Atenção Benfica: Bernardo Silva
Manchester City perde e Bernardo Silva ‘atira’-se à defesa: “Muito mau”
Bernardo Silva entende que o Manchester City jogou “bastante bem, com bola”, mas nem tanto sem ela. Quanto ao (polémico) golo de Matty Cash, que deu a vitória ao Aston Villa, ‘iliba’ o árbitro inglês Michael Oliver de culpas.
OAston Villa provocou, no passado domingo, aquele que foi um dos encontros mais surpreendentes da já findada nona jornada da Premier League, ao receber e bater o Manchester City, por 1-0, na sequência de um golo de Matty Cash, logo aos 19 minutos, na conversão de um pontapé de canto direto.
Um resultado que atrasou ainda mais a equipa orientada por Pep Guardiola na corrida pela conquista do título de campeão inglês (neste momento, é quinta classificada, com 16 pontos, menos seis do que o líder, o Arsenal), e que deixou Bernardo Silva de ‘cabeça perdida’, dada a maneira como a mesma defendeu, ao longo dos 90 minutos.
“Eu diria que nós jogámos bastante bem, com bola. Os nossos conceitos ofensivos foram bastante bons. Mesmo que não tenhamos marcado, tivemos oportunidades. Fizemos com que eles defendessem recuados, e tiveram dificuldades, nalguns momentos”, começou por afirmar, em declarações reproduzidas pelo jornal britânico Mirror.
“No outro lado do jogo, estivemos bastante mal, defensivamente. A nossa pressão foi muito má, chegámos dois segundos atrasados a todos os duelos. Essa foi a sensação, ainda que os nossos conceitos ofensivos tenham sido bastante bons, mas a pressão não é bom se permites que se torne num jogo de transições”, prosseguiu.
“Quando a nossa pressão não é boa, não jogamos bem. Obviamente, eles são uma equipa muito boa, é uma equipa de Liga dos Campeões, uma equipa com muitos jogadores de qualidade. Acredito que os nossos conceitos defensivos foram muito maus, hoje”, completou o internacional português, de 31 anos de idade.

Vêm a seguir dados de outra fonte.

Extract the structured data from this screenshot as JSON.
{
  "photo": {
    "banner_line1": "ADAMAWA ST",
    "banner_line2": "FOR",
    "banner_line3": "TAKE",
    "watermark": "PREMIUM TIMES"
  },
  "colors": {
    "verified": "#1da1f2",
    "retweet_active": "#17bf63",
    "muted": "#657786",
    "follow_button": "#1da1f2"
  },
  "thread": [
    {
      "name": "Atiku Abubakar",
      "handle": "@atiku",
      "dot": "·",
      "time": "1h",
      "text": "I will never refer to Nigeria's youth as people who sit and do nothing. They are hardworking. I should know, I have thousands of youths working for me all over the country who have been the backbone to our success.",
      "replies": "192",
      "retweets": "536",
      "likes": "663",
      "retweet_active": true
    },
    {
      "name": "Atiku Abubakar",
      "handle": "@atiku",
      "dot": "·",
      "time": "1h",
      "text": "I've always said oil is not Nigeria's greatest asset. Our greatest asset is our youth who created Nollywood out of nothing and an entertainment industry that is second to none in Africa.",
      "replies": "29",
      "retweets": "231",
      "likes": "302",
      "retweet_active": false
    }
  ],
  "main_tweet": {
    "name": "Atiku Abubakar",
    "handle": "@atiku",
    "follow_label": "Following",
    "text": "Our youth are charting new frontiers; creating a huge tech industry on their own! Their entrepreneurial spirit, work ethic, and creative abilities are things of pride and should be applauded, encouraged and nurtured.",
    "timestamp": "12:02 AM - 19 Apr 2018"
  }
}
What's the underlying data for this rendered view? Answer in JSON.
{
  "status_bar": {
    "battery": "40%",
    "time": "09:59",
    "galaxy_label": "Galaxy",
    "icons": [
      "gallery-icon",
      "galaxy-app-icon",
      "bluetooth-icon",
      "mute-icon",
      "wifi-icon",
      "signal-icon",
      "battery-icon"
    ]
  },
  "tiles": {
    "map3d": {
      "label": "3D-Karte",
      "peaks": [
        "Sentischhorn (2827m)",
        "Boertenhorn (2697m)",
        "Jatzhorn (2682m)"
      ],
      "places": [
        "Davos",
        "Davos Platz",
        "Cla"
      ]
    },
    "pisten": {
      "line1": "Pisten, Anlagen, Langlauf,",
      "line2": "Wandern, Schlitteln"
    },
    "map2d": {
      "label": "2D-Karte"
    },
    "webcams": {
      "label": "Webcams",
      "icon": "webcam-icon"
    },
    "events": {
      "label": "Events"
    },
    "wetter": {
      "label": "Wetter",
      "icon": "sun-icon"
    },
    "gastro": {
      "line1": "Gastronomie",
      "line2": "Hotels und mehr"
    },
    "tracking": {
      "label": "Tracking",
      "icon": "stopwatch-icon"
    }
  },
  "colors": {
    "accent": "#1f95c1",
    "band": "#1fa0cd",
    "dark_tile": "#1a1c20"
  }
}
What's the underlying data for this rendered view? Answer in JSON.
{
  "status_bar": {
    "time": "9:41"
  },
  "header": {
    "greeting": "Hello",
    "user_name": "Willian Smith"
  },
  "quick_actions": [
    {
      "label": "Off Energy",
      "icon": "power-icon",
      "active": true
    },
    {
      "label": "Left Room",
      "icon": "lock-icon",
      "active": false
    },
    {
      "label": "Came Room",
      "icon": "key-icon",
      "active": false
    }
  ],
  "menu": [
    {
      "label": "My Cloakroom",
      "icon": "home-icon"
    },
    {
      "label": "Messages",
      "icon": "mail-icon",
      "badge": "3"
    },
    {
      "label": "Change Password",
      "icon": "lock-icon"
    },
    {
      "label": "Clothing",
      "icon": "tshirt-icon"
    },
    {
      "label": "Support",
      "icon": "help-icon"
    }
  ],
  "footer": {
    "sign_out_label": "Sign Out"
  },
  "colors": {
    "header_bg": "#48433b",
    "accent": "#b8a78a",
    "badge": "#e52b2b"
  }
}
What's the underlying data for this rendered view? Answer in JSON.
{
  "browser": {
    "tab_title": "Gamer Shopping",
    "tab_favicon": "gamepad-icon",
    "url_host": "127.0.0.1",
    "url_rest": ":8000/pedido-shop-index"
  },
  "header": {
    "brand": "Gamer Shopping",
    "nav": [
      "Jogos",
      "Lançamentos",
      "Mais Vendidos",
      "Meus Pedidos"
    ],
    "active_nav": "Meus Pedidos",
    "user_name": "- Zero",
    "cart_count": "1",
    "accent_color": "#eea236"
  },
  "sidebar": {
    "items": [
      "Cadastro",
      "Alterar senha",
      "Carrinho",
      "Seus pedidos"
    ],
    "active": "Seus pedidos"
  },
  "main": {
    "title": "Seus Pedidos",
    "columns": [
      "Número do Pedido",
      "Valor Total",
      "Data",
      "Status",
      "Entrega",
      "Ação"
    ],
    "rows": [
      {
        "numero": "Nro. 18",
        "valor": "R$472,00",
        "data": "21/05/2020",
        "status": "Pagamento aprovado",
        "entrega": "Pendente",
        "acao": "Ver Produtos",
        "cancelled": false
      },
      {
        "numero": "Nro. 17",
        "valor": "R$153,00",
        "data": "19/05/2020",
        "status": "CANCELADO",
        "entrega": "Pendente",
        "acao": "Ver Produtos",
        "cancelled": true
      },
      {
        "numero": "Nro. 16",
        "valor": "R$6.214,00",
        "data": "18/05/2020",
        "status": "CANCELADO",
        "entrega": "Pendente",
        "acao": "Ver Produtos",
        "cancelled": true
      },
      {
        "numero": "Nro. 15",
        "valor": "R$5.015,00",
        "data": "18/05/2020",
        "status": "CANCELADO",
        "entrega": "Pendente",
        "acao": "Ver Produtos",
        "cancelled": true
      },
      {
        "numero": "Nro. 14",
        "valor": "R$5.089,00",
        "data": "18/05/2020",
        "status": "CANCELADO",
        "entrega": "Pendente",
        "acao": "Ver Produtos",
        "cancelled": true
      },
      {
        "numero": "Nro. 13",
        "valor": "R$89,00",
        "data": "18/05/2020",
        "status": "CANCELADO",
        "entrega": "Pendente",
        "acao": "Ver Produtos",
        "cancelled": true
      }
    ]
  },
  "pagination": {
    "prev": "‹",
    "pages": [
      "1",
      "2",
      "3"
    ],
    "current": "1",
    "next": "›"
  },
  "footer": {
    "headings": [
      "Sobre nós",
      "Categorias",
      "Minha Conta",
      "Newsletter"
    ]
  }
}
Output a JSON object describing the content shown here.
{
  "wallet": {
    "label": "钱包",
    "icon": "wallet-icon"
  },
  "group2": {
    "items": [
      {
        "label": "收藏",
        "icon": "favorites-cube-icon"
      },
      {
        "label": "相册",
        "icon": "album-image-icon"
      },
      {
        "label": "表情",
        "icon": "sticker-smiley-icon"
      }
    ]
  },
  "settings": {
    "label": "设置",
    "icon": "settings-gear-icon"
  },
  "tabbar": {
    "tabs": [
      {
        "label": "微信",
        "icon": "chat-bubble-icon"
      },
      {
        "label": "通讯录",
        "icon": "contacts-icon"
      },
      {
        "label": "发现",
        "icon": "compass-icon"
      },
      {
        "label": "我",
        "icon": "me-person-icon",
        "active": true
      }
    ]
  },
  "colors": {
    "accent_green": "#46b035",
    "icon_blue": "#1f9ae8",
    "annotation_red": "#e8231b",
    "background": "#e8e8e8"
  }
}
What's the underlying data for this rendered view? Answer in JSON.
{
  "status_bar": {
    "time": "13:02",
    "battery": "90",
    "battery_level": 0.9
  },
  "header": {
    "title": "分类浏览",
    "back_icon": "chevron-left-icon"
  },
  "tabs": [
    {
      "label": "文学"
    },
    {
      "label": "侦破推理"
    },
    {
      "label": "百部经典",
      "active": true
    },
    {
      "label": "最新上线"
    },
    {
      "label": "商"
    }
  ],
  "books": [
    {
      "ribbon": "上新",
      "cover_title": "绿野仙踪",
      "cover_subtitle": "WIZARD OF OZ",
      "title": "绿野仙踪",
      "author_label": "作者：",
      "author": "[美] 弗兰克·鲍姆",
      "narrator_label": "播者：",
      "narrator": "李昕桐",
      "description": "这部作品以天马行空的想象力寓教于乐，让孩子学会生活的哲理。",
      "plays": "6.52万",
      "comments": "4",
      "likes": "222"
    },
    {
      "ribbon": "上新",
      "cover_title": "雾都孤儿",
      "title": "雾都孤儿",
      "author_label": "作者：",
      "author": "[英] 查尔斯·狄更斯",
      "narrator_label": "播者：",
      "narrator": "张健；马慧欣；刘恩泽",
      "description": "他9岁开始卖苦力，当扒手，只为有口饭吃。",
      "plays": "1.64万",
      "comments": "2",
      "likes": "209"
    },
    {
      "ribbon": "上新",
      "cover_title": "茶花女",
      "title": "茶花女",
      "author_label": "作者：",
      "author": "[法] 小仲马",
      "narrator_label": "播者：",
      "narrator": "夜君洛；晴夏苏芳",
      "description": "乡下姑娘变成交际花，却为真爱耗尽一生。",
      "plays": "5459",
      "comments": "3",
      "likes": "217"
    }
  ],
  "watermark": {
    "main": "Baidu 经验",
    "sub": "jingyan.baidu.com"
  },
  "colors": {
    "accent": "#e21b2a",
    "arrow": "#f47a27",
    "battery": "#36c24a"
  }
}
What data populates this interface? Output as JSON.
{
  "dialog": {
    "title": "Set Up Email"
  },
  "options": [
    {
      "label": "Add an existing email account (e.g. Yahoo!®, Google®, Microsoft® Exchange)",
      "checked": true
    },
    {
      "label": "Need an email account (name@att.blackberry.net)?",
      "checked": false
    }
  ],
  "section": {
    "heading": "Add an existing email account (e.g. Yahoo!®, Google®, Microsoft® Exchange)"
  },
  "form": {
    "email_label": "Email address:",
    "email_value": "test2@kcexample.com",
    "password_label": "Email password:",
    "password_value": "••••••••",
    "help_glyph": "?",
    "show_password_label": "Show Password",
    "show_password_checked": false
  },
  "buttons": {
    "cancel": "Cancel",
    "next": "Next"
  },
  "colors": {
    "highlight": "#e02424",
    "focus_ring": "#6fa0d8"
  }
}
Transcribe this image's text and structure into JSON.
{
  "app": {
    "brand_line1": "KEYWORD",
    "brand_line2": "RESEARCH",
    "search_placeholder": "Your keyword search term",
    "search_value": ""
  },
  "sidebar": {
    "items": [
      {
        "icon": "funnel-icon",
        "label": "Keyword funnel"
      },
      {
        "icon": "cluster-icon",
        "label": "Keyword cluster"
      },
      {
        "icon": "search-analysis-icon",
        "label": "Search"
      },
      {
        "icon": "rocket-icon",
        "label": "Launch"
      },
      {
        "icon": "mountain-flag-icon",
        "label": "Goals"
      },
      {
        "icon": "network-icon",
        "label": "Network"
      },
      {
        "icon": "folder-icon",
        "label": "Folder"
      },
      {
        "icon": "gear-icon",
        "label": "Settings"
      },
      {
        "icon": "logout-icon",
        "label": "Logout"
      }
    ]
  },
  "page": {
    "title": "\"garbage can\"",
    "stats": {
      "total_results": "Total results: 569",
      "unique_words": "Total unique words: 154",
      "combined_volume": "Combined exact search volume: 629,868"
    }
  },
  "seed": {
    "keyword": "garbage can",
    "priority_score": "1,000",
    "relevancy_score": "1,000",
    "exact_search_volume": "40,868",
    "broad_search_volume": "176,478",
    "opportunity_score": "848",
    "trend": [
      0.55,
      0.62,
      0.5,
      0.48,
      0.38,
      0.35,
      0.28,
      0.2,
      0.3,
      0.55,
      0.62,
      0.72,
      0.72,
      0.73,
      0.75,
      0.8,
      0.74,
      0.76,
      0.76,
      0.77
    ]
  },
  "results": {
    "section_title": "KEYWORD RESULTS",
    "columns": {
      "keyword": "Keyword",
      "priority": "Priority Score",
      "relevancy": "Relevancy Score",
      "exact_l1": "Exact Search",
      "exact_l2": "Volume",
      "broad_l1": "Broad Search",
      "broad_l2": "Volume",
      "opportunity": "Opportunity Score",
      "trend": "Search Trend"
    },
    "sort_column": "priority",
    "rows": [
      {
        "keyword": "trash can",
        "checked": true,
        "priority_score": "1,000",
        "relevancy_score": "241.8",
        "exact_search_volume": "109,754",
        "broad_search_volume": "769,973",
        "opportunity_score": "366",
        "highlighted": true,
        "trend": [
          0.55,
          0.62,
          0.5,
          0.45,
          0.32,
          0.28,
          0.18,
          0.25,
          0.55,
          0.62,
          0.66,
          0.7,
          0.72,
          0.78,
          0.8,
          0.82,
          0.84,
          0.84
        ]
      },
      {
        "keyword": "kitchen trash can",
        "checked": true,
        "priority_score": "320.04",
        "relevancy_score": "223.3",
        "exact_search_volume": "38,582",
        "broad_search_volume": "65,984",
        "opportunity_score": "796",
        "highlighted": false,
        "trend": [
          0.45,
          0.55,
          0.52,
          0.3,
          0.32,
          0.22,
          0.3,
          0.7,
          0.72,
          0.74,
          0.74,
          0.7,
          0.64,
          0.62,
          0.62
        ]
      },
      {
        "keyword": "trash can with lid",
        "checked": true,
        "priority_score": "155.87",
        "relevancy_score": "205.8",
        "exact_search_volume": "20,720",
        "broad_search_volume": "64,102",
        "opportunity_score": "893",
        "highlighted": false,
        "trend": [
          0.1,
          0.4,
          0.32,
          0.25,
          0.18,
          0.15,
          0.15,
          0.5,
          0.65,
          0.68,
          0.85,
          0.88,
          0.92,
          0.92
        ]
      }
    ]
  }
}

“O árbitro disse que pensava que era pontapé de canto”
Por outro lado, Bernardo Silva recusou entrar em polémicas, quando questionado sobre o lance que resultou no golo do Aston Villa, ainda que este tenha gerado protestos por parte do Manchester City, com vários jogadores a alegarem que o árbitro inglês Michael Oliver deveria ter assinalado uma falta de Lucas Digna sobre Matheus Nunes, e não um pontapé de canto.
“É uma decisão menor. Não é como se se tratasse de um cartão vermelho que tenha mudado o jogo. A realidade é que deveria ter sido assinalada uma falta. Não foi, e eles marcaram, de pontapé de canto. Isso foi um pouco frustrante, para nós, mas é o futebol. Estas pequenas coisas não são assim tão importantes”, sublinhou.
“O árbitro disse que pensava que era pontapé de canto. As pessoas cometem erros, limitem-se a pedir desculpa e a seguir em frente, para o próximo lance. Não sejam arrogantes. É como digo, não foi por causa disso que nós perdemos o jogo. Hoje, não teve nada a ver com o árbitro”, acrescentou.
“Ainda há um longo caminho pela frente. Eu não quero retirar demasiadas conclusões. Nós teríamos adorado ter subido à liderança, mas não aconteceu. Ainda é demasiado cedo para retirar conclusões”, completou o jogador formado no Benfica, que, recorde-se, termina contrato com os citizens já em junho do próximo ano de 2026.